Bir çok yargı kararlarında ve ilmi görüşlerde bu red, hükmi red olarak isimlendirilmektedir. Türk Medeni Kanunu, “hakiki redde” süre ile kayıtlı ve mirasçıların tek taraflı irade açıklamasını öngördüğü halde, söz konusu “hükmi reddin” sonuç
doğurması için herhangi bir irade açıklaması, ya da dava yolu öngörmemiştir. Öyle ki; reddin kendiliğinden oluştuğu kabul edilip, mirasın açılması ile kendiliğinden mirasçılara intikal edeceği (TMK. m. 599) yönündeki kurala bir istisna getirilmiştir. Eğer mirasçı olabilecek kişi sarih irade beyanıyla, ya da Türk Medeni Kanunu’nun 610. maddesinin ikinci cümlesinde açıklanan davranışlarla mirası kabul etmiş ise, zaten yapılabilecek bir işlem kalmamıştır.

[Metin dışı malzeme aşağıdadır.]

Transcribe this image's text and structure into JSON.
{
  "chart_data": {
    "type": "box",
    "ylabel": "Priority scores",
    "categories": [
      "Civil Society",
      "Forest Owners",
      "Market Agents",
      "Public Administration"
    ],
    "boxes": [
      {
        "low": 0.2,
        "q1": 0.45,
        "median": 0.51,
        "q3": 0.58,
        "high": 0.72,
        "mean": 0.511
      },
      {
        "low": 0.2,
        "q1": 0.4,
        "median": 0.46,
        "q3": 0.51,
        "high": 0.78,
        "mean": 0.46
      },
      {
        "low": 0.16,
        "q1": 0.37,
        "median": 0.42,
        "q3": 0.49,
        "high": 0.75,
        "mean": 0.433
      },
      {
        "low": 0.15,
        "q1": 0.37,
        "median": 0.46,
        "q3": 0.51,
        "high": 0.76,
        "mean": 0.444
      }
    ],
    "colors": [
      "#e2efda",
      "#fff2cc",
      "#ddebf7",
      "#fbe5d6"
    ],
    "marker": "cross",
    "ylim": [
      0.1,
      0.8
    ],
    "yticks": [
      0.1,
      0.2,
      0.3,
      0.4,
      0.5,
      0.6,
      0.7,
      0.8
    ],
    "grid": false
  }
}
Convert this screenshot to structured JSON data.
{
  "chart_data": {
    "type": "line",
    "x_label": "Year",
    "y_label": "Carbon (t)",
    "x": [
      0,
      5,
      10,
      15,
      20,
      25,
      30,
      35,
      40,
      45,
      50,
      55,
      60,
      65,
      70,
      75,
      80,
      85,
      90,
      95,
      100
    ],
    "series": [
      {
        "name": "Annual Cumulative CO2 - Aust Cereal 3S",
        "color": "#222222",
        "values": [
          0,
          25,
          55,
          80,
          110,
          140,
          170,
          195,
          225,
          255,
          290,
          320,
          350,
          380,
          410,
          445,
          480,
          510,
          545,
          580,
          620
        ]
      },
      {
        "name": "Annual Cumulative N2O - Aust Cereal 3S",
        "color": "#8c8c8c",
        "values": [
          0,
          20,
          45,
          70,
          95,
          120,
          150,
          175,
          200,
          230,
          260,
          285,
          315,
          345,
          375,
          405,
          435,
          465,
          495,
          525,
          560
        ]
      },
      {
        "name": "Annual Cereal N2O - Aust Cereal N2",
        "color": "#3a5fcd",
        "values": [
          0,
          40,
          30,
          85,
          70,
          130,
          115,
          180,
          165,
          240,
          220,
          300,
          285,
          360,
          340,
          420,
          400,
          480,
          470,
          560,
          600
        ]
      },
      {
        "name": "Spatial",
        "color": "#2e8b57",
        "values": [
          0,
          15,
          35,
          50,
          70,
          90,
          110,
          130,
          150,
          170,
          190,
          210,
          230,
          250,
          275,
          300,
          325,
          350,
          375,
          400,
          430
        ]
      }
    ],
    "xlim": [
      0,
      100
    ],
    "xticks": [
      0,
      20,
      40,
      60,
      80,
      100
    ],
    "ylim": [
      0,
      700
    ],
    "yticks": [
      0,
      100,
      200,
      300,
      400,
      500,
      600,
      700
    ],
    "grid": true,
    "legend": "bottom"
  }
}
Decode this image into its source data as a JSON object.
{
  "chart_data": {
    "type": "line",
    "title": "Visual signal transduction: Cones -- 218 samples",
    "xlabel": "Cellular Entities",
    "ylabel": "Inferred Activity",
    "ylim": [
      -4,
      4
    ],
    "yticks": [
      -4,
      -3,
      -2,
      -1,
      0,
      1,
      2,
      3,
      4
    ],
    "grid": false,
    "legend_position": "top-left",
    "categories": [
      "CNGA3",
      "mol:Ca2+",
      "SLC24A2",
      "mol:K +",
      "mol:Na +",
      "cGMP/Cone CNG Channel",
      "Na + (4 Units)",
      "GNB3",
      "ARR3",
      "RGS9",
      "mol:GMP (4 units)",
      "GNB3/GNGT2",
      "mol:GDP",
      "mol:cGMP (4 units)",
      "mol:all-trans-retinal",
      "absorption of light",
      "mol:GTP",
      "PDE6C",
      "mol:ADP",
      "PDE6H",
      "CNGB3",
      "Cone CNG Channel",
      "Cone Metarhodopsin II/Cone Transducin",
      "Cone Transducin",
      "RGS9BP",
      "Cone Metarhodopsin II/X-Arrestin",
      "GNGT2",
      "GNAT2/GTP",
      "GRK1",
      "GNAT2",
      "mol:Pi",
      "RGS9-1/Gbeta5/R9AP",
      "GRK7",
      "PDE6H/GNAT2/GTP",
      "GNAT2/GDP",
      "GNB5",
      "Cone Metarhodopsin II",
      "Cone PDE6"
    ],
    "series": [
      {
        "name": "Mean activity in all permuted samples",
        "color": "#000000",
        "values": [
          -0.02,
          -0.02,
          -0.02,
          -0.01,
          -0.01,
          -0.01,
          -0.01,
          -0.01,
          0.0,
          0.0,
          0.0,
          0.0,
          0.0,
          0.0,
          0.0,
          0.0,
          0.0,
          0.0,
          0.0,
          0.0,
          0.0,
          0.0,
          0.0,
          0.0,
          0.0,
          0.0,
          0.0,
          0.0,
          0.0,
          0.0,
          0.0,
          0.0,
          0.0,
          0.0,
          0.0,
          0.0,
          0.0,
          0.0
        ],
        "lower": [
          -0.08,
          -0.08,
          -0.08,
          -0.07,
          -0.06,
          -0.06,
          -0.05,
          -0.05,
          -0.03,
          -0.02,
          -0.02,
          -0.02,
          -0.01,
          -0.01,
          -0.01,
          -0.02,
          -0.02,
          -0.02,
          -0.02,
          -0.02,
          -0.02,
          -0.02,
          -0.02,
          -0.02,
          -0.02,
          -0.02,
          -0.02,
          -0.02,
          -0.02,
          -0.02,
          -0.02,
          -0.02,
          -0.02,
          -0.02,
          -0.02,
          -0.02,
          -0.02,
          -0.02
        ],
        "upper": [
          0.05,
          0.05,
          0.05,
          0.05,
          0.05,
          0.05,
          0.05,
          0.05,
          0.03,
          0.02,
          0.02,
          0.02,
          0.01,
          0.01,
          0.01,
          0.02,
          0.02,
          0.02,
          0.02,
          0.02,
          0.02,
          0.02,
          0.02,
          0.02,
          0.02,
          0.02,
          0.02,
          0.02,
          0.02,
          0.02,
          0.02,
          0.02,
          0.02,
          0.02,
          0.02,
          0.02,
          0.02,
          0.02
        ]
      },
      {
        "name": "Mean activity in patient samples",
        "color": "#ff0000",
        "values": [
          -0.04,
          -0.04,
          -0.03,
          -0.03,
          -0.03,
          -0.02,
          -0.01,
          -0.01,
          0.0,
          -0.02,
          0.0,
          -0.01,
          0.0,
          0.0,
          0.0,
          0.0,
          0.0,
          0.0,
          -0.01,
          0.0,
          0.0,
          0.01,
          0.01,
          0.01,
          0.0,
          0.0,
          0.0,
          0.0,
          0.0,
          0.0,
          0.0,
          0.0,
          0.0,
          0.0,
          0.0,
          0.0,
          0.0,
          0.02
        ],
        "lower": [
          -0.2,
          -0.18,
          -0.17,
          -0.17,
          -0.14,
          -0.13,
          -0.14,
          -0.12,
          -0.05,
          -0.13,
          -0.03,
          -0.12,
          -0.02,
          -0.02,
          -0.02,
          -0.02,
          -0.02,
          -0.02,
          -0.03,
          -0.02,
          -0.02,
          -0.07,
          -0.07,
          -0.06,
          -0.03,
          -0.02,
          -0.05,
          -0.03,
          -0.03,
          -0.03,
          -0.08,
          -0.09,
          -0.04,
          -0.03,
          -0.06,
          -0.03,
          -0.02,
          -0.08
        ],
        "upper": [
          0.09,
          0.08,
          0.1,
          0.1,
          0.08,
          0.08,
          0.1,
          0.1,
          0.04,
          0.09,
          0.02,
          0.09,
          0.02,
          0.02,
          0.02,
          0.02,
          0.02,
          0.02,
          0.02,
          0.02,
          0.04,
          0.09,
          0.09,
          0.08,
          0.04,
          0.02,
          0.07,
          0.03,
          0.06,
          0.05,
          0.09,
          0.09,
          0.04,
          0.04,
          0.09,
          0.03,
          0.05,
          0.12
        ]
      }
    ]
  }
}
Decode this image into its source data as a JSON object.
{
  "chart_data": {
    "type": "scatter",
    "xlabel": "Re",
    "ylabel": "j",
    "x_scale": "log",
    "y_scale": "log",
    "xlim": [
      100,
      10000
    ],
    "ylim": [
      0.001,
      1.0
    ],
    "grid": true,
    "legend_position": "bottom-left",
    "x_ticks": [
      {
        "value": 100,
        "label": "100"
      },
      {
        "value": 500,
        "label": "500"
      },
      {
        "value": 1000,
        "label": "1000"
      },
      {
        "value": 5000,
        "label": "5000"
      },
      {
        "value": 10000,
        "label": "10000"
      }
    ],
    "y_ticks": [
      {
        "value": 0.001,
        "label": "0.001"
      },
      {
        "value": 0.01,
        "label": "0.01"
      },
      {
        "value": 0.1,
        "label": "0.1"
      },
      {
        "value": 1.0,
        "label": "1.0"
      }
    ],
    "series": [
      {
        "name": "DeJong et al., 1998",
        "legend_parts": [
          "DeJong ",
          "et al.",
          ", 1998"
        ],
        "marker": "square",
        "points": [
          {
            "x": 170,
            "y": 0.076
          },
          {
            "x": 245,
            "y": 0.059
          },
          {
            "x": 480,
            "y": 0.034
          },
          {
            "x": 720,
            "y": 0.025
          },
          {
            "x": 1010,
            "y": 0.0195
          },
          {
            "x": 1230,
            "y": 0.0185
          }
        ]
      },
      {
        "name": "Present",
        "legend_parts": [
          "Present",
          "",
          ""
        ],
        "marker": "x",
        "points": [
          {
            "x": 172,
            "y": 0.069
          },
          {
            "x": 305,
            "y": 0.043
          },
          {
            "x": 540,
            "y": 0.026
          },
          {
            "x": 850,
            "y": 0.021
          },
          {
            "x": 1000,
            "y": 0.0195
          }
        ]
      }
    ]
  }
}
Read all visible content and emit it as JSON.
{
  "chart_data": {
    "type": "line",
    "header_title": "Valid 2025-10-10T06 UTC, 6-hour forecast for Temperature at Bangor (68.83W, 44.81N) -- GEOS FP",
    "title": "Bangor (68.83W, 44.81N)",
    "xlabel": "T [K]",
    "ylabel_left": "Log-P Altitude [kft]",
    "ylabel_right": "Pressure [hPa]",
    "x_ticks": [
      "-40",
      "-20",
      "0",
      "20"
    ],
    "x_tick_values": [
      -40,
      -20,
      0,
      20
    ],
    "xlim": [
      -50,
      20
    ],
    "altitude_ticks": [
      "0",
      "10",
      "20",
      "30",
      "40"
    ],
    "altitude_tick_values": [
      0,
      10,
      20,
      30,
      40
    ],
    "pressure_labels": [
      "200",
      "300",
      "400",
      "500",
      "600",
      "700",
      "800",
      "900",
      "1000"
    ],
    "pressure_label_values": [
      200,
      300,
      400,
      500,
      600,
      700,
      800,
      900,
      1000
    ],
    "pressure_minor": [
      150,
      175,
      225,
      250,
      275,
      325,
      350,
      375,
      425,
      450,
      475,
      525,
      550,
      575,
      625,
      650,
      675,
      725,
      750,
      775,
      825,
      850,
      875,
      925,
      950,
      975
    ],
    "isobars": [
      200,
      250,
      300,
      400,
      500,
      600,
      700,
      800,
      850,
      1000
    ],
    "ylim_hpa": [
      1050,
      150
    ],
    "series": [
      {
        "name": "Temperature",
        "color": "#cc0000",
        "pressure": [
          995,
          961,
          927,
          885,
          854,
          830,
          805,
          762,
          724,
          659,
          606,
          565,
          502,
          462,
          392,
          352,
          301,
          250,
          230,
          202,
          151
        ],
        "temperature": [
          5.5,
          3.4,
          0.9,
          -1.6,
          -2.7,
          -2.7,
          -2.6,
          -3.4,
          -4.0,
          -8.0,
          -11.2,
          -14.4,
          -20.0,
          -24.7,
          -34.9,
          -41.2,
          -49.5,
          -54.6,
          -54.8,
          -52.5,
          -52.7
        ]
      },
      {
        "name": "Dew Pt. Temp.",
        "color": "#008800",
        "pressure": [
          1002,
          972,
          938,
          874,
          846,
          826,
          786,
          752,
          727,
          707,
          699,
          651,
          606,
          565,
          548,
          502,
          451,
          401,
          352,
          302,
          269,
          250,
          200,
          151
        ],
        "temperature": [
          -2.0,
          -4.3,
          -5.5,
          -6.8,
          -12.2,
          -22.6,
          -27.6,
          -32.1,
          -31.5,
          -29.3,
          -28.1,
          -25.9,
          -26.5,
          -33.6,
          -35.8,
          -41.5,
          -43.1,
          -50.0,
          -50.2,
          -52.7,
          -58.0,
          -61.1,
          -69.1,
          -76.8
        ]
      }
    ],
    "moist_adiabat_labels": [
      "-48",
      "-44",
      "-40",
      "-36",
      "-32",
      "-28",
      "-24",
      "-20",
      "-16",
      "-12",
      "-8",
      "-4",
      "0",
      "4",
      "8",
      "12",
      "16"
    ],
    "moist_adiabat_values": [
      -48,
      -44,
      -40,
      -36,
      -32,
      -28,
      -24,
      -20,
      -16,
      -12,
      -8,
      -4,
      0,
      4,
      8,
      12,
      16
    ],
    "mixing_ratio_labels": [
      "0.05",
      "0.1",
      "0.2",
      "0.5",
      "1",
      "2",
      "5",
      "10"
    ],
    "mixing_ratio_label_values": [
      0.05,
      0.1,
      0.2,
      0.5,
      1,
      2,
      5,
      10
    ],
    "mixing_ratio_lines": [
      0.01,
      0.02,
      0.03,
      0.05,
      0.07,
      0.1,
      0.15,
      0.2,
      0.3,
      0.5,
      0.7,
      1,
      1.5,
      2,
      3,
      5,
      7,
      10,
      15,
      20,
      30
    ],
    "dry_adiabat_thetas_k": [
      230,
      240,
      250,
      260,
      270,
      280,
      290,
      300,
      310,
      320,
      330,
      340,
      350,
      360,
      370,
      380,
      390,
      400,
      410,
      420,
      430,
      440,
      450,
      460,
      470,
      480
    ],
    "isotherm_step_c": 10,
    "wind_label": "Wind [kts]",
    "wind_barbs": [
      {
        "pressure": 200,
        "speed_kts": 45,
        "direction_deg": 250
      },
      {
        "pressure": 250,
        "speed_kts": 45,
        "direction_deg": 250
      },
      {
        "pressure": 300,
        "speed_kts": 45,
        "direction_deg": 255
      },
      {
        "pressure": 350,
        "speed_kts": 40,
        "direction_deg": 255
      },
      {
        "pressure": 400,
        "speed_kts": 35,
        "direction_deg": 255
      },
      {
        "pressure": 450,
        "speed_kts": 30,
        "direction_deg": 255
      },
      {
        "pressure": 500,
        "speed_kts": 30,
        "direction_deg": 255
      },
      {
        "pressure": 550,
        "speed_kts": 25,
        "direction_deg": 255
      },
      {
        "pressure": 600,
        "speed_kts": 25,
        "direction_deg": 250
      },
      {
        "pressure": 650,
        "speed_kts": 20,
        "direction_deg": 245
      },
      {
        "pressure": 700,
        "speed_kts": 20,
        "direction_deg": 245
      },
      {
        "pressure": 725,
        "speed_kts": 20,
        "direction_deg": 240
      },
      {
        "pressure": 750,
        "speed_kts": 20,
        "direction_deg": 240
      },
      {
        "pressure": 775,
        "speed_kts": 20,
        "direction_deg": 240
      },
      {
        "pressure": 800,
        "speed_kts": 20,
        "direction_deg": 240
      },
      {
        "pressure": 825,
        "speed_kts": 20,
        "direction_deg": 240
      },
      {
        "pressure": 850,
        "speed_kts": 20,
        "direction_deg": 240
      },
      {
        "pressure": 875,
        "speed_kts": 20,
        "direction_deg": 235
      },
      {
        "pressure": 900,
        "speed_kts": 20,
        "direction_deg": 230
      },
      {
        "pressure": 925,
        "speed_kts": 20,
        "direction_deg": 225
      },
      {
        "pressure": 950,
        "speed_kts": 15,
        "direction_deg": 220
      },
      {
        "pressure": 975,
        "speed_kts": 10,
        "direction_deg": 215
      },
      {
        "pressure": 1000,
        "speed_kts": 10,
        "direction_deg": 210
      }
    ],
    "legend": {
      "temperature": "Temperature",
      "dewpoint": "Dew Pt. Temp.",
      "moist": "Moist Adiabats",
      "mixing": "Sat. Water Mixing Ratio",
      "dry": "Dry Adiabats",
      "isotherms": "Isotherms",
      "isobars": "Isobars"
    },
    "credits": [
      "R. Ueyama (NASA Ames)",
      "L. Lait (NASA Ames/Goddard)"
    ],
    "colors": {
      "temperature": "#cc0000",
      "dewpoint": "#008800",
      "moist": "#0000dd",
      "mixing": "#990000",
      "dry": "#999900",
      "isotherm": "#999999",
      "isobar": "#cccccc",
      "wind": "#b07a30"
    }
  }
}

Mirası hükmen red etmiş sayılan kişi, tereke alacaklıları aleyhine husumet yönelterek bu durumun tespitini isteyebileceği gibi, bunu def’i yolu ile de ileri sürebilir. Somut olayda, mirasçılar icra takibine yaptıkları itirazda def’i yolunu tercih etmişlerdir. İşte bu halde mirasın reddedilmiş olduğunun kabulü gerekir. Mirasın hükmen reddinin her türlü delil ile ispatı mümkündür.
Terekenin borca batık olduğunun tespitine karar verilebilmesi için; mirasbırakanın ölüm tarihi itibariyle terekenin aktif ve pasifinin belirlenerek, tereke pasifinin aktifinden fazla olması yanında; mirasçıların terekeye sahiplenme anlamına gelecek hukuksal bir işlemde bulunmamış olması da gereklidir.
Somut olayda; Iğdır Tapu Müdürlüğü"nün yazısına göre mirasbırakanın üzerinde tapu kaydı vardır. Buna göre; terekeye mümessil tayin edilmek üzere davacıya süre verilmeli ve terekenin M.K 605 ve devamı maddesi uyarınca iflas hükümlerine göre tasfiyesi sağlanması gerekirken, yazılı şekilde hüküm verilmiş olması doğru değil, bozmayı gerektirmiştir.
SONUÇ: Yukarıda (1) nolu bentte açıklanan nedenlerle, davacı vekilinin karar düzeltme isteminin kabulü ile Dairenin 2.12.2015 gün ve 2013/19225-2015/13162 esas-karar sayılı kararın 1 nolu bendinin ortadan KALDIRILMASINA, (2) nolu bentte açıklanan nedenlerle davacı vekilinin karar düzeltme isteminin kabulü ile hükmün BOZULMASINA, temyiz ve tashihi karar peşin harçlarının davacıya geri verilmesine 26/05/2016 tarihinde oybirliğiyle karar verildi.